Anyone who lives on that street will tell you that."
Numerous close calls at the crossing where Male was killed
prompted Walton resident Tina Greenlee to write both the railroad
and her congressman. On the evening of the accident she was
one of the last people to see Male alive; Greenlee was the
volunteer Male was going to visit, just past the tracks.
Following Male's death, Greenlee says the city of Walton cut
vegetation away from the track, hung additional signs and painted
a large white "RR"
before the crossing.
"I spoke to the mayor and he said he just wanted to prevent it as best
he could on his end so it wouldn't be repeated," Greenlee says. "Coming
into the neighborhood, it's maintained very well. But going south, you can't
really see because there's a bend in the hill. They'd have to cut out a whole
lot of dirt for that to ever get better."
Only a crossbuck street sign marked the crossing on Locust
Street where Male died. Only 20 percent of the 160,000 crossings
in the United States have warning lights and gates. Responsibility
for maintaining crossings often becomes a contentious subject,
but the bottom line rests on property lines, according to Rudy
Husband, spokesman for Norfolk Southern.
"Warning devices are maintained through the railroad and the vegetation
around the crossing," he says. "It really depends on who owns the
property. For us, there's no dispute. If we own the property, then we maintain
the property and cut the vegetation. In fact, we've undergone an enormous program
of cutting vegetation in and around crossings that's on our property."
'Easy to blame'
Although railroads maintain gates and lights, they don't determine
where and when they get installed. That responsibility goes
to state and federal agencies, which identify hazardous crossings
by using a formula based on vehicle traffic, number of trains,
the speed of the trains and accidents and fatalities.

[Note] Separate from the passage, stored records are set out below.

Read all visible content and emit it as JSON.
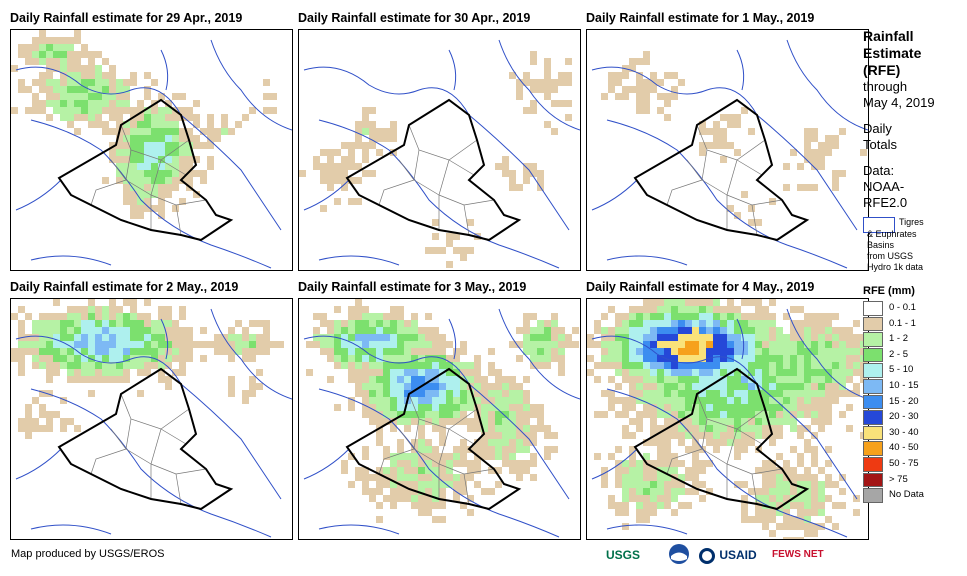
{
  "panels": [
    {
      "title": "Daily Rainfall estimate for 29 Apr., 2019"
    },
    {
      "title": "Daily Rainfall estimate for 30 Apr., 2019"
    },
    {
      "title": "Daily Rainfall estimate for 1 May., 2019"
    },
    {
      "title": "Daily Rainfall estimate for 2 May., 2019"
    },
    {
      "title": "Daily Rainfall estimate for 3 May., 2019"
    },
    {
      "title": "Daily Rainfall estimate for 4 May., 2019"
    }
  ],
  "legend": {
    "title_lines": [
      "Rainfall",
      "Estimate",
      "(RFE)"
    ],
    "through_lines": [
      "through",
      "May 4, 2019"
    ],
    "daily_lines": [
      "Daily",
      "Totals"
    ],
    "data_lines": [
      "Data:",
      "NOAA-",
      "RFE2.0"
    ],
    "basin_label": "Tigres",
    "basin_note": "& Euphrates\nBasins\nfrom USGS\nHydro 1k data",
    "rfe_title": "RFE (mm)",
    "classes": [
      {
        "label": "0 - 0.1",
        "color": "#ffffff"
      },
      {
        "label": "0.1 - 1",
        "color": "#e2ccaa"
      },
      {
        "label": "1 - 2",
        "color": "#b6f2a5"
      },
      {
        "label": "2 - 5",
        "color": "#7ce06e"
      },
      {
        "label": "5 - 10",
        "color": "#aef0ee"
      },
      {
        "label": "10 - 15",
        "color": "#7db9f4"
      },
      {
        "label": "15 - 20",
        "color": "#3c8df0"
      },
      {
        "label": "20 - 30",
        "color": "#2548d8"
      },
      {
        "label": "30 - 40",
        "color": "#f9e27a"
      },
      {
        "label": "40 - 50",
        "color": "#f6a11c"
      },
      {
        "label": "50 - 75",
        "color": "#ee3a12"
      },
      {
        "label": "> 75",
        "color": "#a31515"
      },
      {
        "label": "No Data",
        "color": "#a6a6a6"
      }
    ]
  },
  "footer": {
    "credit": "Map produced by USGS/EROS",
    "logos": [
      "USGS",
      "NOAA",
      "USAID",
      "FEWS NET"
    ]
  }
}
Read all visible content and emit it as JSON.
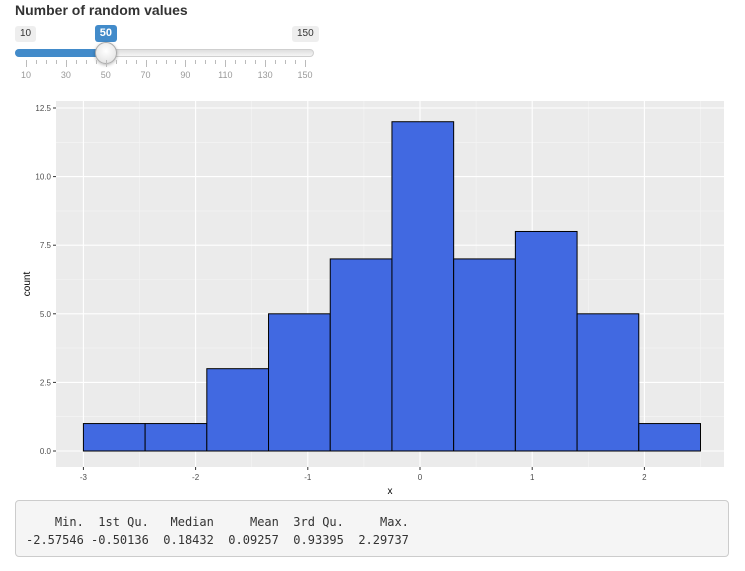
{
  "slider": {
    "label": "Number of random values",
    "min_label": "10",
    "max_label": "150",
    "min": 10,
    "max": 150,
    "value": 50,
    "value_label": "50",
    "tick_labels": [
      "10",
      "30",
      "50",
      "70",
      "90",
      "110",
      "130",
      "150"
    ],
    "accent_color": "#428bca"
  },
  "chart_data": {
    "type": "bar",
    "xlabel": "x",
    "ylabel": "count",
    "bins": [
      {
        "x0": -3.0,
        "x1": -2.45,
        "count": 1
      },
      {
        "x0": -2.45,
        "x1": -1.9,
        "count": 1
      },
      {
        "x0": -1.9,
        "x1": -1.35,
        "count": 3
      },
      {
        "x0": -1.35,
        "x1": -0.8,
        "count": 5
      },
      {
        "x0": -0.8,
        "x1": -0.25,
        "count": 7
      },
      {
        "x0": -0.25,
        "x1": 0.3,
        "count": 12
      },
      {
        "x0": 0.3,
        "x1": 0.85,
        "count": 7
      },
      {
        "x0": 0.85,
        "x1": 1.4,
        "count": 8
      },
      {
        "x0": 1.4,
        "x1": 1.95,
        "count": 5
      },
      {
        "x0": 1.95,
        "x1": 2.5,
        "count": 1
      }
    ],
    "xlim": [
      -3.25,
      2.75
    ],
    "ylim": [
      -0.6,
      12.5
    ],
    "xticks": [
      -3,
      -2,
      -1,
      0,
      1,
      2
    ],
    "xtick_labels": [
      "-3",
      "-2",
      "-1",
      "0",
      "1",
      "2"
    ],
    "yticks": [
      0,
      2.5,
      5,
      7.5,
      10,
      12.5
    ],
    "ytick_labels": [
      "0.0",
      "2.5",
      "5.0",
      "7.5",
      "10.0",
      "12.5"
    ],
    "bar_color": "#4169e1",
    "panel_color": "#ebebeb",
    "grid": true
  },
  "summary": {
    "headers": [
      "Min.",
      "1st Qu.",
      "Median",
      "Mean",
      "3rd Qu.",
      "Max."
    ],
    "header_line": "    Min.  1st Qu.   Median     Mean  3rd Qu.     Max. ",
    "value_line": "-2.57546 -0.50136  0.18432  0.09257  0.93395  2.29737 "
  }
}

"Typically what happens after there's been a death, the state will come
in and do another diagnostic survey and they'll say, 'We're going to put gates
in here,' and that's too little too late," says Vickie Moore, co-founder
of the Angels on Track Foundation. "It's almost if they're reactive instead
of proactive. They do everything they're supposed to after somebody dies. But
why didn't they do something (to prevent) these accidents beforehand?"

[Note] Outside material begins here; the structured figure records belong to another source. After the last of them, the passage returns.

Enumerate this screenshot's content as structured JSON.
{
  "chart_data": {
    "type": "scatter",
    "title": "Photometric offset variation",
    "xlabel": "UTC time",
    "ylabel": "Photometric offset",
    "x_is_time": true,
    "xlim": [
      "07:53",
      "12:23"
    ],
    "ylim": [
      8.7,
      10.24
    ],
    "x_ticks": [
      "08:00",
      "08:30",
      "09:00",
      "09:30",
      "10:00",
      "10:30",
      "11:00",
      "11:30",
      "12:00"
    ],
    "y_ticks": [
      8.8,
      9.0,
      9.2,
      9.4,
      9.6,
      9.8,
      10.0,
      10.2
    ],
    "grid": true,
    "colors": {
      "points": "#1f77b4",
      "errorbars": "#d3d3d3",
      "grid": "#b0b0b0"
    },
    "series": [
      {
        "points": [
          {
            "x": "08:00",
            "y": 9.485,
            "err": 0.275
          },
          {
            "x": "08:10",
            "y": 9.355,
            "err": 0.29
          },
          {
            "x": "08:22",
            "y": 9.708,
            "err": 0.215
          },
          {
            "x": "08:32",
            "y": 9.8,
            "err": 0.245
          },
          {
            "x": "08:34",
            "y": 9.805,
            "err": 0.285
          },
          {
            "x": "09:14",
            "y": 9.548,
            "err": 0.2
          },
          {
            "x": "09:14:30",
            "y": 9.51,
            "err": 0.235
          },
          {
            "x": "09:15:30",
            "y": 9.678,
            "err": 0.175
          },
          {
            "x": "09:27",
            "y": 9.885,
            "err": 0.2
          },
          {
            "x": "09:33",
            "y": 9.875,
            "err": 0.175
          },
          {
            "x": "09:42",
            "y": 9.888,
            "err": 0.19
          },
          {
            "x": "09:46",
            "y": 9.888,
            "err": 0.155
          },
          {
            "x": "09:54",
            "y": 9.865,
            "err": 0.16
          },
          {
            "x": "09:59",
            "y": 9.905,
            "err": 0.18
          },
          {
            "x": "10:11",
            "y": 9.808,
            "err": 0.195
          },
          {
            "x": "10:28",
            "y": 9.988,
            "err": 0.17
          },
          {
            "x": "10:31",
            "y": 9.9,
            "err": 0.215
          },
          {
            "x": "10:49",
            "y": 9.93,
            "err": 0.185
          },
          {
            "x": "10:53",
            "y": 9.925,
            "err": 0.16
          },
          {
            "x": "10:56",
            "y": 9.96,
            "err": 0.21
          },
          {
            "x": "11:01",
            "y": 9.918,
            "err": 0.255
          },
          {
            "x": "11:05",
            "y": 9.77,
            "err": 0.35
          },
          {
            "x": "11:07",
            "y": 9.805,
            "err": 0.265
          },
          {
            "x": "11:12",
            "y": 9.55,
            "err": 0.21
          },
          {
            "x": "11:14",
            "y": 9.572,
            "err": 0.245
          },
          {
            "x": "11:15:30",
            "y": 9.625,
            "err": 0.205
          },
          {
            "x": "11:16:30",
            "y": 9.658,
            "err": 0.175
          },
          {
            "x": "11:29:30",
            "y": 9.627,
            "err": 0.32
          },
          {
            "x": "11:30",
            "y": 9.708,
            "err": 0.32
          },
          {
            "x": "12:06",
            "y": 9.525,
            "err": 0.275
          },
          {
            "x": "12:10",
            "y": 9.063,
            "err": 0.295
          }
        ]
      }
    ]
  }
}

Moore and her husband Dennis started the organization in 1997
after their son died at an Ohio railroad crossing. Afterward
the state installed gates and lights at the crossing, where
seven other people had also been killed.
Nothing prevents railroads from installing their own safety
equipment at dangerous crossings, but they prefer to wait until
it's mandated, Moore says.
"They choose to sidestep their responsibility because it's too easy to
blame the driver," she says. "Part of the reason they don't want
gates and lights installed is because the maintenance costs are fairly high.
But also, if it can be proven if the gates and lights are malfunctioning, it
falls back on them, so that increases their liability for accidents and deaths.

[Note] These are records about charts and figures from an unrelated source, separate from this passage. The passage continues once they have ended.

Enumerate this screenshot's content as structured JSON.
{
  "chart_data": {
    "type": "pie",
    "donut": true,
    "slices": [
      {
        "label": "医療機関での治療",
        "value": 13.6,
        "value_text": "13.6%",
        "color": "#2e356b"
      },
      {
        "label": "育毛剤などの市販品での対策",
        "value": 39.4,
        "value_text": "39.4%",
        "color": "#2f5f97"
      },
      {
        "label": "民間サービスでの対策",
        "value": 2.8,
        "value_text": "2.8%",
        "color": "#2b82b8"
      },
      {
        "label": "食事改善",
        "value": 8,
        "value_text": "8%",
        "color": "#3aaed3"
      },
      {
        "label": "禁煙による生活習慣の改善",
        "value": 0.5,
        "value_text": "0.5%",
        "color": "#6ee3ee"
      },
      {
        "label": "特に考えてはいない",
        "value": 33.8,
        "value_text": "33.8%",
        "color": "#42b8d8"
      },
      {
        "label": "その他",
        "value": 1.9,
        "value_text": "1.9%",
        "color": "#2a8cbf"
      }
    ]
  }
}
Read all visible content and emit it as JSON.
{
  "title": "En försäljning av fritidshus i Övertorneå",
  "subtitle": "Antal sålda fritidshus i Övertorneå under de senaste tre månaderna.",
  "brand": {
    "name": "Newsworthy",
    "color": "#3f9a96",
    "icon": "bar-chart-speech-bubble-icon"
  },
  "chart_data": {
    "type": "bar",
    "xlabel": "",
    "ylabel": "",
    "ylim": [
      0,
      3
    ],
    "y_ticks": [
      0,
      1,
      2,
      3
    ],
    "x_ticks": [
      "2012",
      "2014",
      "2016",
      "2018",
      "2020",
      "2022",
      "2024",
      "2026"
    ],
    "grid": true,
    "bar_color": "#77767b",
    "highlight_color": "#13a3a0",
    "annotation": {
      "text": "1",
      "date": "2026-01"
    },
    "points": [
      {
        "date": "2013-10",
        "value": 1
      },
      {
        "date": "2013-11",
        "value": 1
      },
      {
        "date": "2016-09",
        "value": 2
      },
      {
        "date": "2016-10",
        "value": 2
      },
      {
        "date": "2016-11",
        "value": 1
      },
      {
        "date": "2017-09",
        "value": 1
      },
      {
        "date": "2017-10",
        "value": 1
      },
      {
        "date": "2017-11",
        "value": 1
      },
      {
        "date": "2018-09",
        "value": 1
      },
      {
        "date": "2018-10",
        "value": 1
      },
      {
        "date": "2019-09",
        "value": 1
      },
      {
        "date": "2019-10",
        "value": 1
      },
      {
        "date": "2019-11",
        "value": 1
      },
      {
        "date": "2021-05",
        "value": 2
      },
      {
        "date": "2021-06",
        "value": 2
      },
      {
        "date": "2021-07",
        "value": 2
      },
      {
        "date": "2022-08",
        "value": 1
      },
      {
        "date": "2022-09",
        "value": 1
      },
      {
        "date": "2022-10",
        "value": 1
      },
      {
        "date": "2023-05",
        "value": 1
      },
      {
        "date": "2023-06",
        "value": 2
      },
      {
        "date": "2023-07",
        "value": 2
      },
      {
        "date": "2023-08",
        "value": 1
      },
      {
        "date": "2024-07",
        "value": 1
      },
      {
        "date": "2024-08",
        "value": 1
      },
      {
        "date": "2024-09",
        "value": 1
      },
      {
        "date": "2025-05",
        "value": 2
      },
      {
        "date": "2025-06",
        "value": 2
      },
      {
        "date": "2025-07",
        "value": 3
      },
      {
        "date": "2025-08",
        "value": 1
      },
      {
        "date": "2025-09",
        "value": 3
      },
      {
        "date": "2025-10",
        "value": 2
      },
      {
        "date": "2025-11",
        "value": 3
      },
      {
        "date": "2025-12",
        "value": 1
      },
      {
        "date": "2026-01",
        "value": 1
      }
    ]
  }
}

They're not going to be proactive making any changes to public safety because
they don't consider it their responsibility."
Ultimately Moore would like to see gates and lights installed
at all crossings -- but until people demand change, she fears,
nothing will be done. When accidents occur at crossings, usually
no survivors are left to tell what happened, she says.
"That's why you have people like Emily and Cynthia and the Males, my husband
and I and other families," she says. "It's the families that are
left the truth, and we're not going away. The railroads aren't going to do
anything. The Federal Railroad Administration hasn't done anything. The public
doesn't care about it until it happens to them, but then it's too late."